Lowe belongs to the lineage of Black women dressmakers (a large number of them still unknown) who have designed pivotal dresses and gowns for America’s highest society since the 1800s. This includes Lowe’s grandmother and Elizabeth Keckley, an enslaved seamstress who used her skills (passed down from her mother) to buy her freedom and become First Lady Mary Todd Lincoln’s dressmaker. Dressmaking may be a respected profession today, but it was once an occupation imposed on enslaved Black women who used it to negotiate their freedom and earn respect from their wealthy white clients. As fashion curator Elizabeth Way told The New Yorker, “A dressmaker, in some senses, is a body servant. She works on her knees.”
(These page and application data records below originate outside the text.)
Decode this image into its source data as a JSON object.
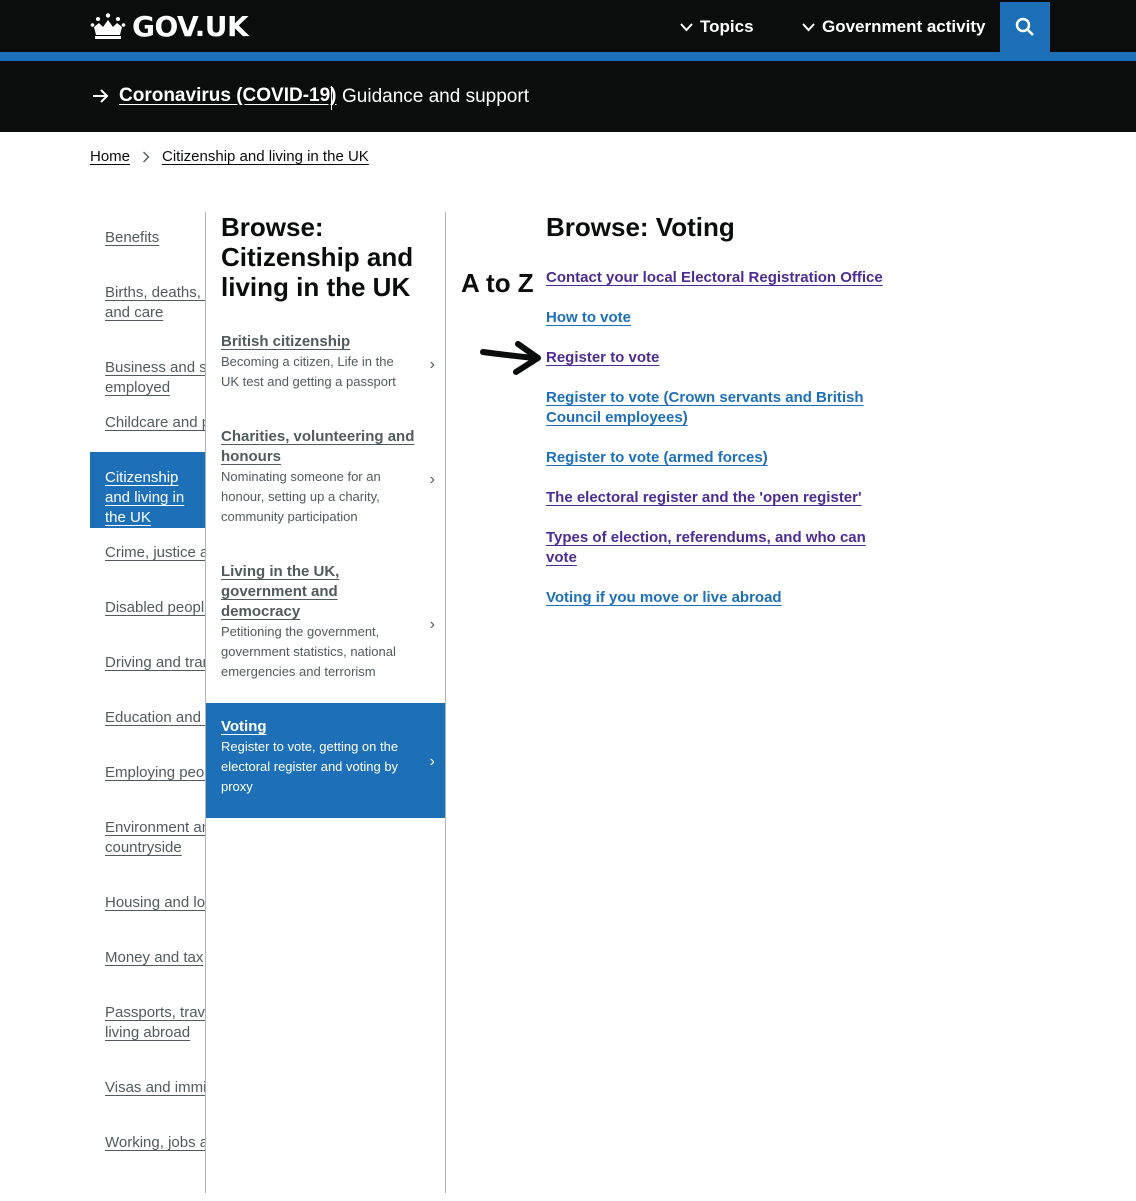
{
  "header": {
    "logo_text": "GOV.UK",
    "nav_topics": "Topics",
    "nav_government": "Government activity",
    "search_icon": "magnifier"
  },
  "covid_banner": {
    "link": "Coronavirus (COVID-19)",
    "text": "Guidance and support"
  },
  "breadcrumb": {
    "home": "Home",
    "current": "Citizenship and living in the UK"
  },
  "left_nav": {
    "items": [
      "Benefits",
      "Births, deaths, marriages and care",
      "Business and self-employed",
      "Childcare and parenting",
      "Citizenship and living in the UK",
      "Crime, justice and the law",
      "Disabled people",
      "Driving and transport",
      "Education and learning",
      "Employing people",
      "Environment and countryside",
      "Housing and local services",
      "Money and tax",
      "Passports, travel and living abroad",
      "Visas and immigration",
      "Working, jobs and pensions"
    ],
    "active_index": 4
  },
  "middle": {
    "title": "Browse: Citizenship and living in the UK",
    "topics": [
      {
        "title": "British citizenship",
        "desc": "Becoming a citizen, Life in the UK test and getting a passport"
      },
      {
        "title": "Charities, volunteering and honours",
        "desc": "Nominating someone for an honour, setting up a charity, community participation"
      },
      {
        "title": "Living in the UK, government and democracy",
        "desc": "Petitioning the government, government statistics, national emergencies and terrorism"
      },
      {
        "title": "Voting",
        "desc": "Register to vote, getting on the electoral register and voting by proxy"
      }
    ],
    "chevron": "›"
  },
  "atoz": "A to Z",
  "right": {
    "title": "Browse: Voting",
    "links": [
      "Contact your local Electoral Registration Office",
      "How to vote",
      "Register to vote",
      "Register to vote (Crown servants and British Council employees)",
      "Register to vote (armed forces)",
      "The electoral register and the 'open register'",
      "Types of election, referendums, and who can vote",
      "Voting if you move or live abroad"
    ]
  },
  "colors": {
    "header_bg": "#0b0c0c",
    "brand_blue": "#1d70b8",
    "link_blue": "#1d70b8",
    "visited_purple": "#4c2c92",
    "secondary_text": "#505a5f"
  }
}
The designation “haute couture designer” would have been more befitting for Ann Lowe even though she spent many years as an unsung and uncredited talent. “Ann Lowe is creating art. If she had lived in France, she’d have been as well known as Chanel or Dior,” textile importer Arthur Dages told The Saturday Evening Post in 1964. It is no wonder that Christian Dior was an admirer of her work. They both shared a passion for making women beautiful.
The “Ann Lowe: American Couturier” exhibit is currently at the Winterthur Museum in Winterthur, Delaware until January 7, 2024.